In justifying his actions Corbin spoke of revolutionaries who exploited working class poverty and the plight of farmers. He described secret initiation ceremonies with solemn oaths and raised the specter of a return to the anarchy and violence of the first French Revolution.
In the autumn of 1851 two military commissions arrested 1,200 people in the Cher department, of whom 857 were given sentences that ranged from being placed under surveillance to deportation.

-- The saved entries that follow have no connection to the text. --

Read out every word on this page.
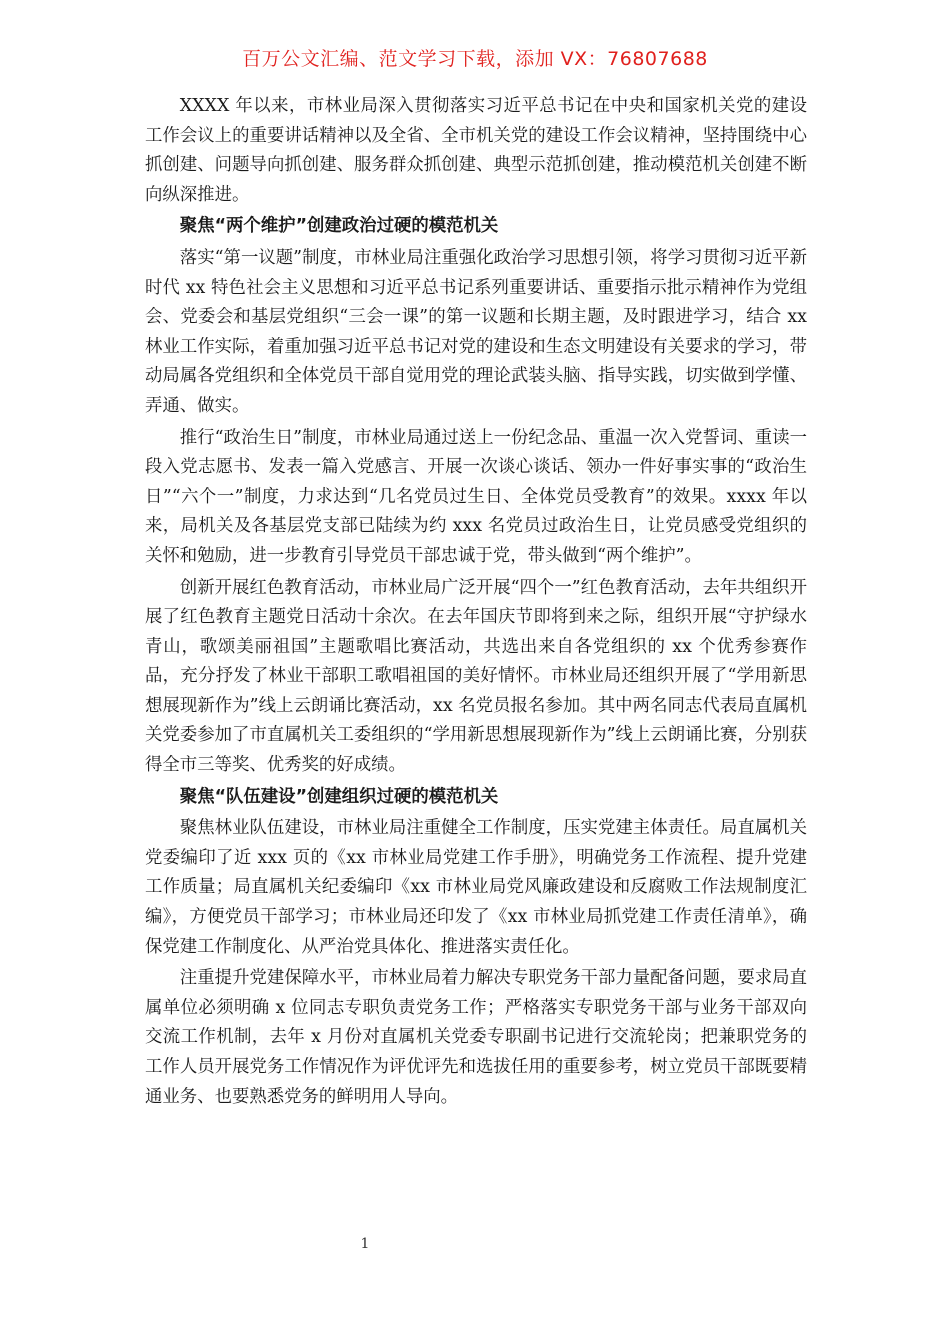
百万公文汇编、范文学习下载，添加 VX：76807688

XXXX 年以来，市林业局深入贯彻落实习近平总书记在中央和国家机关党的建设工作会议上的重要讲话精神以及全省、全市机关党的建设工作会议精神，坚持围绕中心抓创建、问题导向抓创建、服务群众抓创建、典型示范抓创建，推动模范机关创建不断向纵深推进。

聚焦“两个维护”创建政治过硬的模范机关

落实“第一议题”制度，市林业局注重强化政治学习思想引领，将学习贯彻习近平新时代 xx 特色社会主义思想和习近平总书记系列重要讲话、重要指示批示精神作为党组会、党委会和基层党组织“三会一课”的第一议题和长期主题，及时跟进学习，结合 xx 林业工作实际，着重加强习近平总书记对党的建设和生态文明建设有关要求的学习，带动局属各党组织和全体党员干部自觉用党的理论武装头脑、指导实践，切实做到学懂、弄通、做实。

推行“政治生日”制度，市林业局通过送上一份纪念品、重温一次入党誓词、重读一段入党志愿书、发表一篇入党感言、开展一次谈心谈话、领办一件好事实事的“政治生日”“六个一”制度，力求达到“几名党员过生日、全体党员受教育”的效果。xxxx 年以来，局机关及各基层党支部已陆续为约 xxx 名党员过政治生日，让党员感受党组织的关怀和勉励，进一步教育引导党员干部忠诚于党，带头做到“两个维护”。

创新开展红色教育活动，市林业局广泛开展“四个一”红色教育活动，去年共组织开展了红色教育主题党日活动十余次。在去年国庆节即将到来之际，组织开展“守护绿水青山，歌颂美丽祖国”主题歌唱比赛活动，共选出来自各党组织的 xx 个优秀参赛作品，充分抒发了林业干部职工歌唱祖国的美好情怀。市林业局还组织开展了“学用新思想展现新作为”线上云朗诵比赛活动，xx 名党员报名参加。其中两名同志代表局直属机关党委参加了市直属机关工委组织的“学用新思想展现新作为”线上云朗诵比赛，分别获得全市三等奖、优秀奖的好成绩。

聚焦“队伍建设”创建组织过硬的模范机关

聚焦林业队伍建设，市林业局注重健全工作制度，压实党建主体责任。局直属机关党委编印了近 xxx 页的《xx 市林业局党建工作手册》，明确党务工作流程、提升党建工作质量；局直属机关纪委编印《xx 市林业局党风廉政建设和反腐败工作法规制度汇编》，方便党员干部学习；市林业局还印发了《xx 市林业局抓党建工作责任清单》，确保党建工作制度化、从严治党具体化、推进落实责任化。

注重提升党建保障水平，市林业局着力解决专职党务干部力量配备问题，要求局直属单位必须明确 x 位同志专职负责党务工作；严格落实专职党务干部与业务干部双向交流工作机制，去年 x 月份对直属机关党委专职副书记进行交流轮岗；把兼职党务的工作人员开展党务工作情况作为评优评先和选拔任用的重要参考，树立党员干部既要精通业务、也要熟悉党务的鲜明用人导向。

1
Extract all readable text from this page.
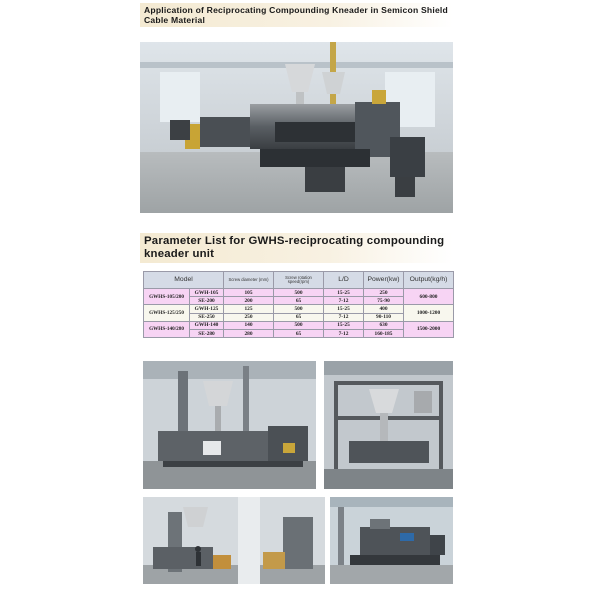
Application of Reciprocating Compounding Kneader in Semicon Shield Cable Material
Parameter List for GWHS-reciprocating compounding kneader unit
Model		Screw diameter (mm)	Screw rotation speed(rpm)	L/D	Power(kw)	Output(kg/h)
GWHS-105/200	GWH-105	105	500	15-25	250	600-800
	SE-200	200	65	7-12	75-90	
GWHS-125/250	GWH-125	125	500	15-25	400	1000-1200
	SE-250	250	65	7-12	90-110	
GWHS-140/280	GWH-140	140	500	15-25	630	1500-2000
	SE-280	280	65	7-12	160-185	
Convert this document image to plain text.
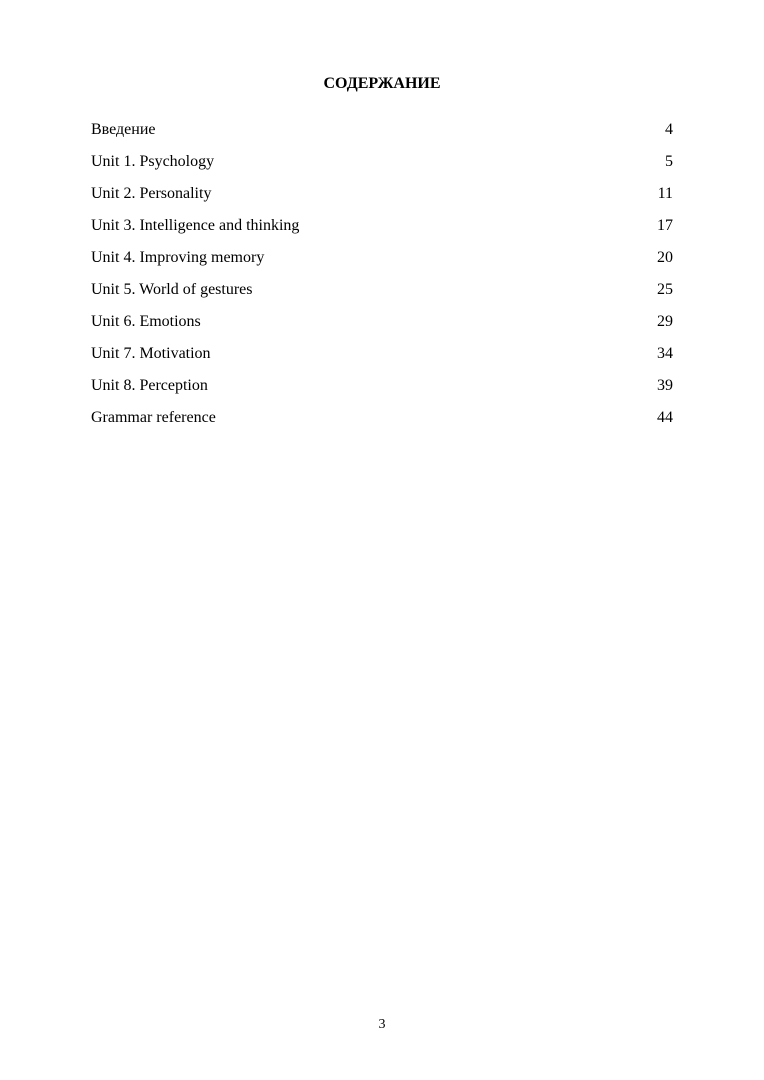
СОДЕРЖАНИЕ
Введение	4
Unit 1. Psychology	5
Unit 2. Personality	11
Unit 3. Intelligence and thinking	17
Unit 4. Improving memory	20
Unit 5. World of gestures	25
Unit 6. Emotions	29
Unit 7. Motivation	34
Unit 8. Perception	39
Grammar reference	44
3
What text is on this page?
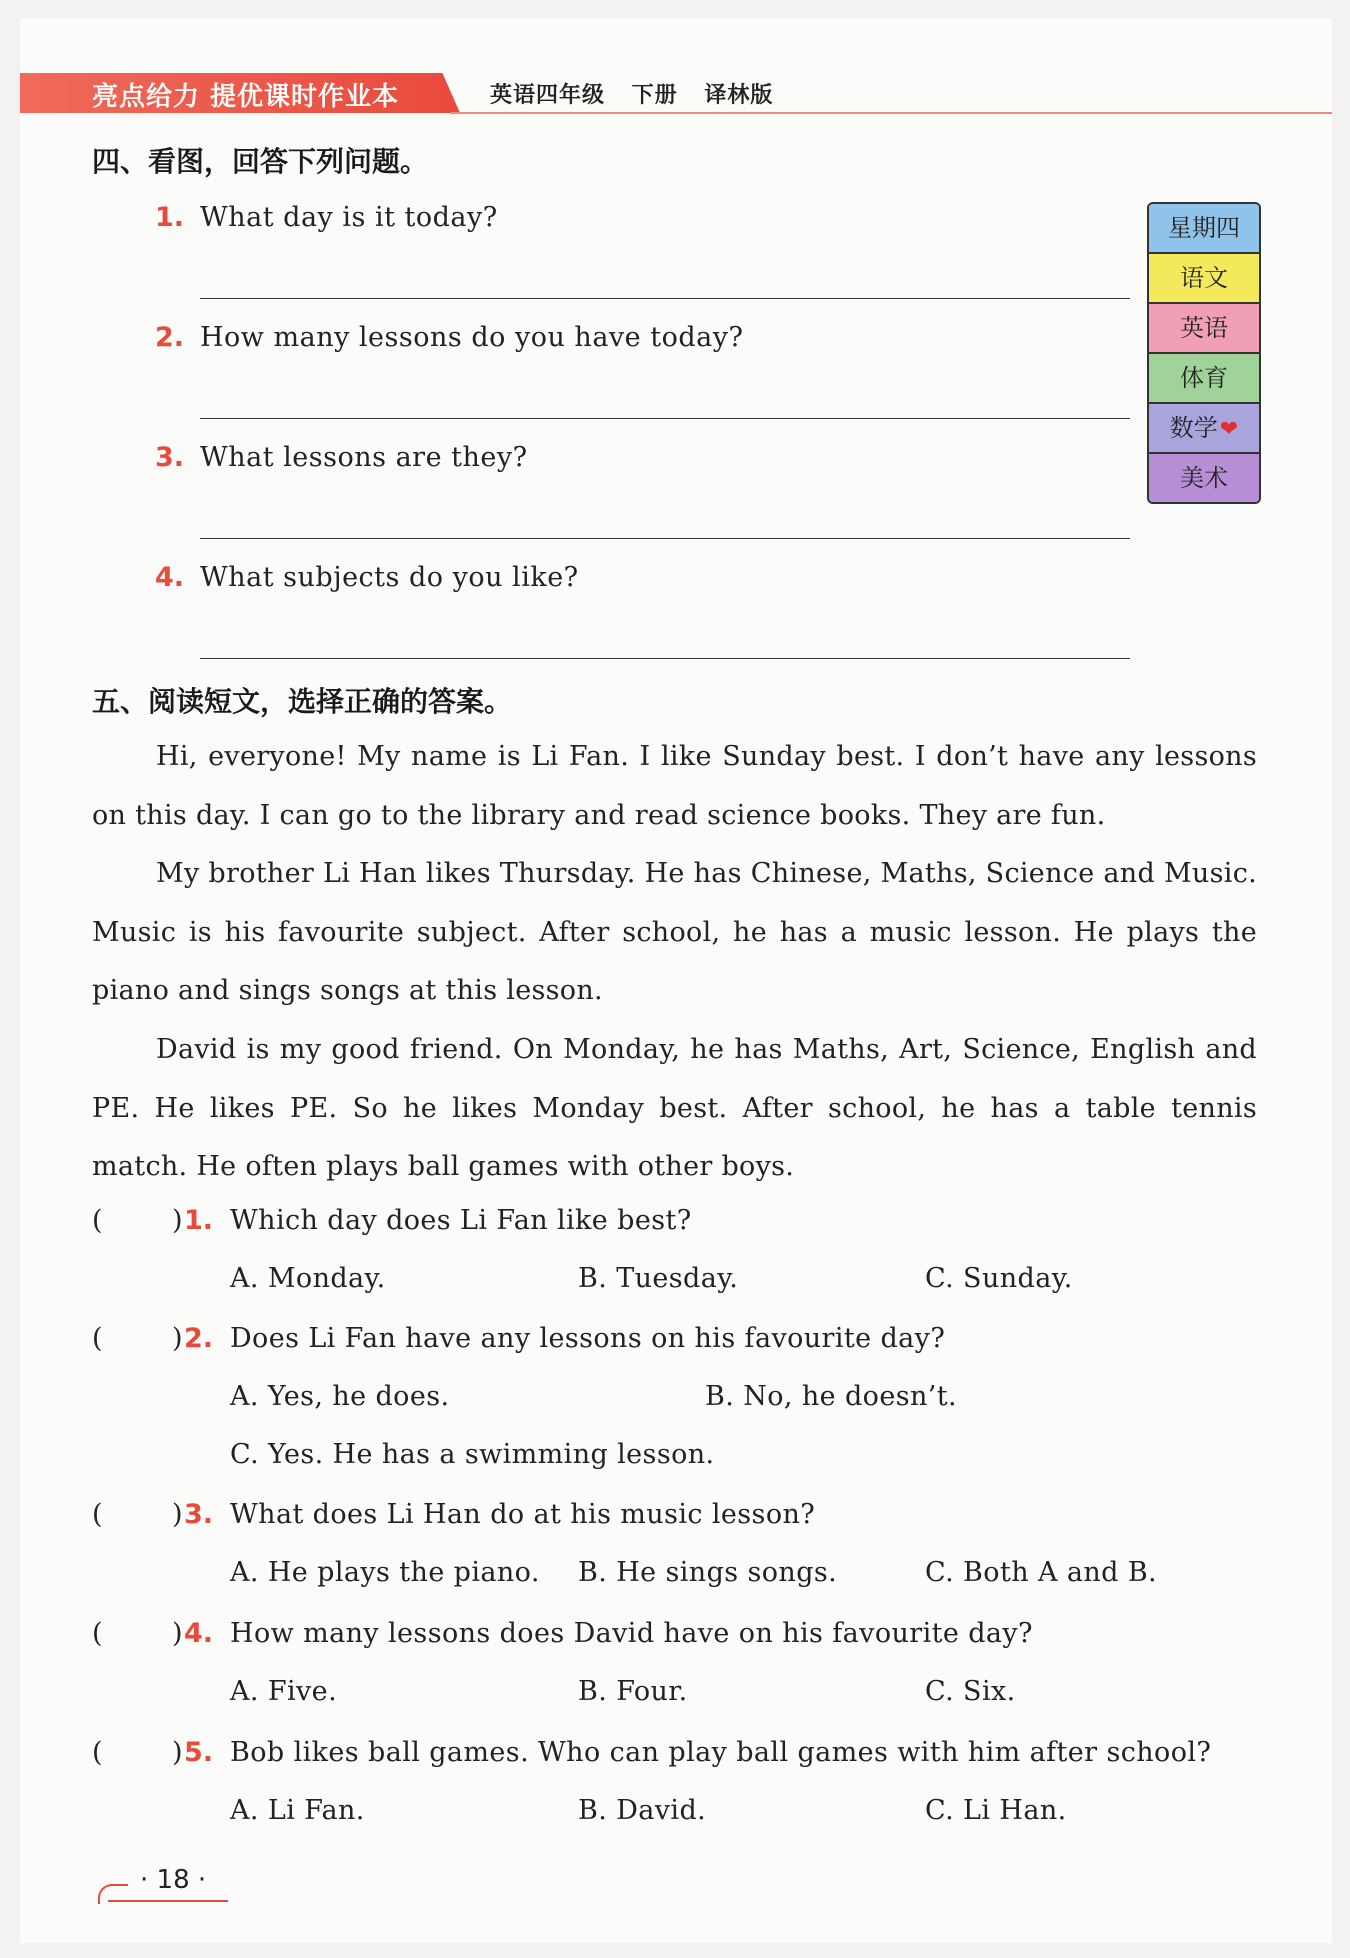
亮点给力 提优课时作业本	英语四年级 下册 译林版
四、看图，回答下列问题。
1. What day is it today?
2. How many lessons do you have today?
3. What lessons are they?
4. What subjects do you like?
星期四
语文
英语
体育
数学❤
美术
五、阅读短文，选择正确的答案。
Hi, everyone! My name is Li Fan. I like Sunday best. I don’t have any lessons on this day. I can go to the library and read science books. They are fun.
My brother Li Han likes Thursday. He has Chinese, Maths, Science and Music. Music is his favourite subject. After school, he has a music lesson. He plays the piano and sings songs at this lesson.
David is my good friend. On Monday, he has Maths, Art, Science, English and PE. He likes PE. So he likes Monday best. After school, he has a table tennis match. He often plays ball games with other boys.
(	) 1. Which day does Li Fan like best?
A. Monday.	B. Tuesday.	C. Sunday.
(	) 2. Does Li Fan have any lessons on his favourite day?
A. Yes, he does.	B. No, he doesn’t.
C. Yes. He has a swimming lesson.
(	) 3. What does Li Han do at his music lesson?
A. He plays the piano. B. He sings songs.	C. Both A and B.
(	) 4. How many lessons does David have on his favourite day?
A. Five.	B. Four.	C. Six.
(	) 5. Bob likes ball games. Who can play ball games with him after school?
A. Li Fan.	B. David.	C. Li Han.
· 18 ·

Corbin was appointed Minister of Justice on 26 October 1851 by Louis-Napoleon Bonaparte.
He was to replace Eugène Rouher, whose resignation had been accepted.
Charles Giraud, Minister of Education and Religious Affairs, was named interim minister of justice in Corbin's absence.
Corbin did not accept the appointment.
On 1 November 1851 Alfred Daviel was made keeper of the seals and minister of justice.

==Later career==

Corbin retained his position at the court of Bourges. He addressed the court at an opening ceremony on 3 November 1851.
Corbin replaced Claude Denis Mater as first president of the Bourges Court of Appeals in 1852.
He held office until 1870, when he was succeeded by Louis Baudouin.
During the Franco-Prussian War (19 July 1870 – 10 May 1871), on 20 September 1870 he addressed the National Assembly on the emergency situation.

Eugène Corbin was awarded the rank of commander of the Legion of Honour. He died in 1874.